Qualquer um que seja vítima da pandemia, é motivo de tristeza para a humanidade. Nos EUA a notícia do falecimento de Caleb Wallace, que não aceitava a vacina contra o coronavírus. Ao que tudo indica é mais um negacionista como tantos pelo mundo, que se rebelava contra a campanha de salvação. É de se perguntar o que levou este cidadão a pensar que o mal que aterroriza o planeta é apenas uma “gripezinha”. É revoltante saber que existem forças muito perigosas rondando a opinião pública contra a adoção preventiva apresentada pela ciência, numa das mais céleres pesquisas celebradas pela humanidade.

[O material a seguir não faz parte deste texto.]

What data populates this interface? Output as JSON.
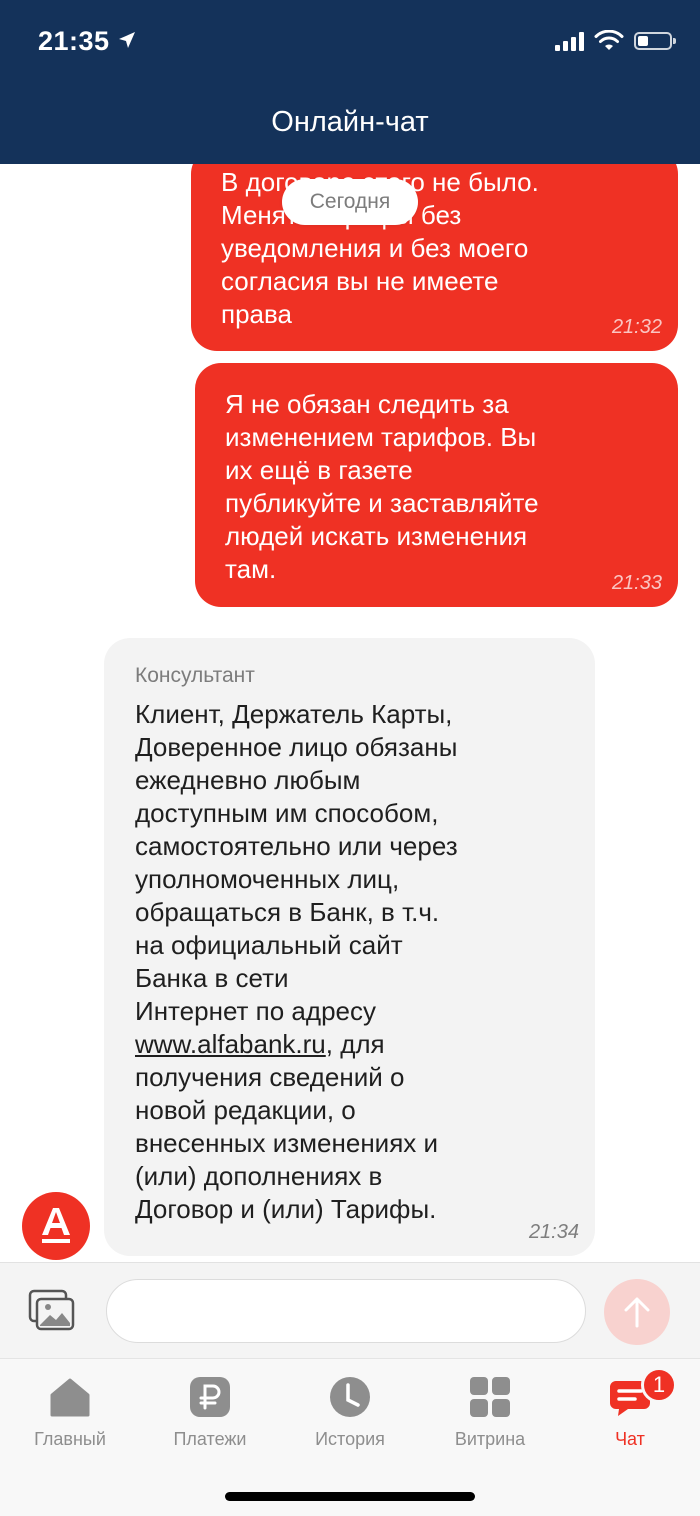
{
  "status_bar": {
    "time": "21:35"
  },
  "header": {
    "title": "Онлайн-чат"
  },
  "chat": {
    "date_label": "Сегодня",
    "messages": [
      {
        "direction": "out",
        "text": "В договоре этого не было.\nМенять тарифы без\nуведомления и без моего\nсогласия вы не имеете\nправа",
        "time": "21:32"
      },
      {
        "direction": "out",
        "text": "Я не обязан следить за\nизменением тарифов. Вы\nих ещё в газете\nпубликуйте и заставляйте\nлюдей искать изменения\nтам.",
        "time": "21:33"
      },
      {
        "direction": "in",
        "author": "Консультант",
        "text_before": "Клиент, Держатель Карты,\nДоверенное лицо обязаны\nежедневно любым\nдоступным им способом,\nсамостоятельно или через\nуполномоченных лиц,\nобращаться в Банк, в т.ч.\nна официальный сайт\nБанка в сети\nИнтернет по адресу\n",
        "link": "www.alfabank.ru",
        "text_after": ", для\nполучения сведений о\nновой редакции, о\nвнесенных изменениях и\n(или) дополнениях в\nДоговор и (или) Тарифы.",
        "time": "21:34"
      }
    ]
  },
  "composer": {
    "placeholder": "",
    "value": ""
  },
  "tabbar": {
    "items": [
      {
        "label": "Главный",
        "icon": "home-icon"
      },
      {
        "label": "Платежи",
        "icon": "ruble-icon"
      },
      {
        "label": "История",
        "icon": "clock-icon"
      },
      {
        "label": "Витрина",
        "icon": "grid-icon"
      },
      {
        "label": "Чат",
        "icon": "chat-icon",
        "badge": "1",
        "active": true
      }
    ]
  },
  "colors": {
    "header_bg": "#14325a",
    "accent": "#ef3124",
    "incoming_bg": "#f3f3f3"
  }
}
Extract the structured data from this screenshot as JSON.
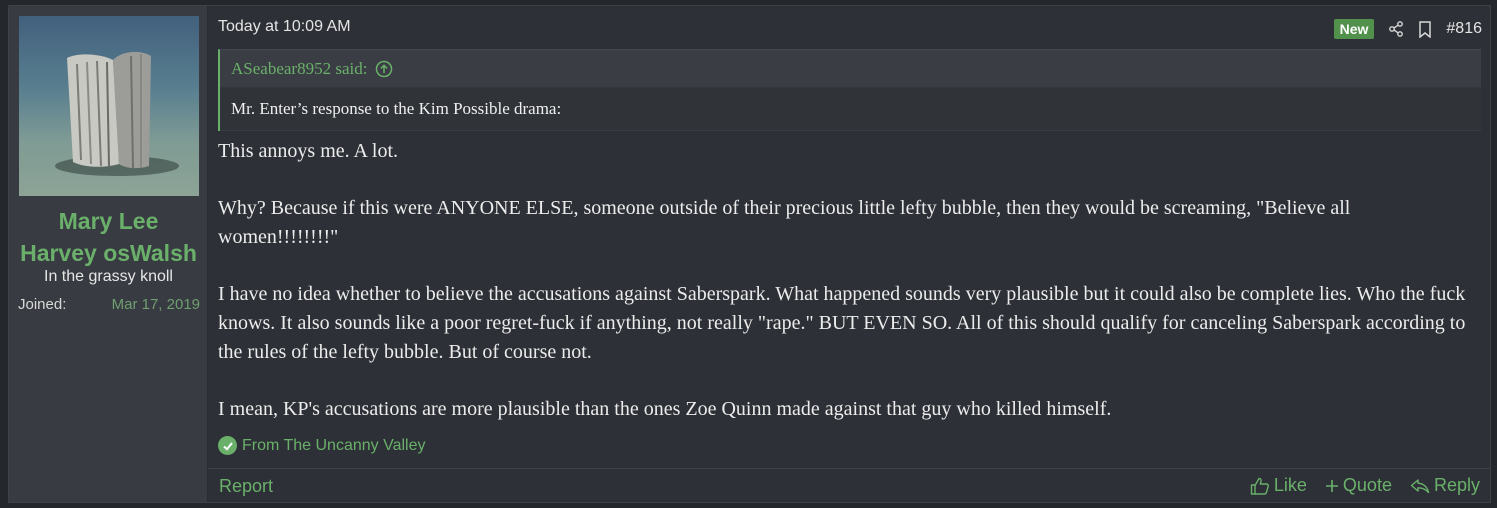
{
  "user": {
    "name_line1": "Mary Lee",
    "name_line2": "Harvey osWalsh",
    "title": "In the grassy knoll",
    "joined_label": "Joined:",
    "joined_value": "Mar 17, 2019"
  },
  "post": {
    "timestamp": "Today at 10:09 AM",
    "new_badge": "New",
    "number": "#816",
    "quote": {
      "author": "ASeabear8952 said:",
      "text": "Mr. Enter’s response to the Kim Possible drama:"
    },
    "paragraphs": [
      "This annoys me. A lot.",
      "Why? Because if this were ANYONE ELSE, someone outside of their precious little lefty bubble, then they would be screaming, \"Believe all women!!!!!!!!\"",
      "I have no idea whether to believe the accusations against Saberspark. What happened sounds very plausible but it could also be complete lies. Who the fuck knows. It also sounds like a poor regret-fuck if anything, not really \"rape.\" BUT EVEN SO. All of this should qualify for canceling Saberspark according to the rules of the lefty bubble. But of course not.",
      "I mean, KP's accusations are more plausible than the ones Zoe Quinn made against that guy who killed himself."
    ],
    "signature": "From The Uncanny Valley"
  },
  "footer": {
    "report": "Report",
    "like": "Like",
    "quote": "Quote",
    "reply": "Reply"
  },
  "icons": {
    "share": "share-icon",
    "bookmark": "bookmark-icon",
    "up_arrow": "arrow-up-circle-icon",
    "check": "check-circle-icon",
    "like": "thumbs-up-icon",
    "quote": "plus-icon",
    "reply": "reply-icon"
  },
  "colors": {
    "accent": "#6ab06a",
    "new_badge": "#52914c",
    "panel": "#2d3036",
    "sidebar": "#383b42"
  }
}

A influência maldita de esquemas omissos na vacinação é irremediavelmente funesta.

Vida

Preocupante é constatar que a luta de médicos, cientistas, e todo um contexto de luta pela vida seja desdenhado. Do jeito que é possível, o jornalismo tem sido fiel; e pessoas simples ou intelectuais que emitem opinião são alvejadas por esquemas de ódio que continuam escamando feridas na saúde do povo. Imagina-se a obstinação furiosa de adeptos de um governo perverso esteja preferindo esconder um monstro debaixo do tapete. Muitos apostam que pressionando pela cloroquina asseguram alguma vantagem eleitoral. A vacina e os procedimentos recomendados de isolamento possível já demonstram a eficiência mínima. Continuamos entendendo que lutar pela cura das pessoas é oportunizar melhora nos meios de vida, trabalho, produção, educação e restauração das bases de vida.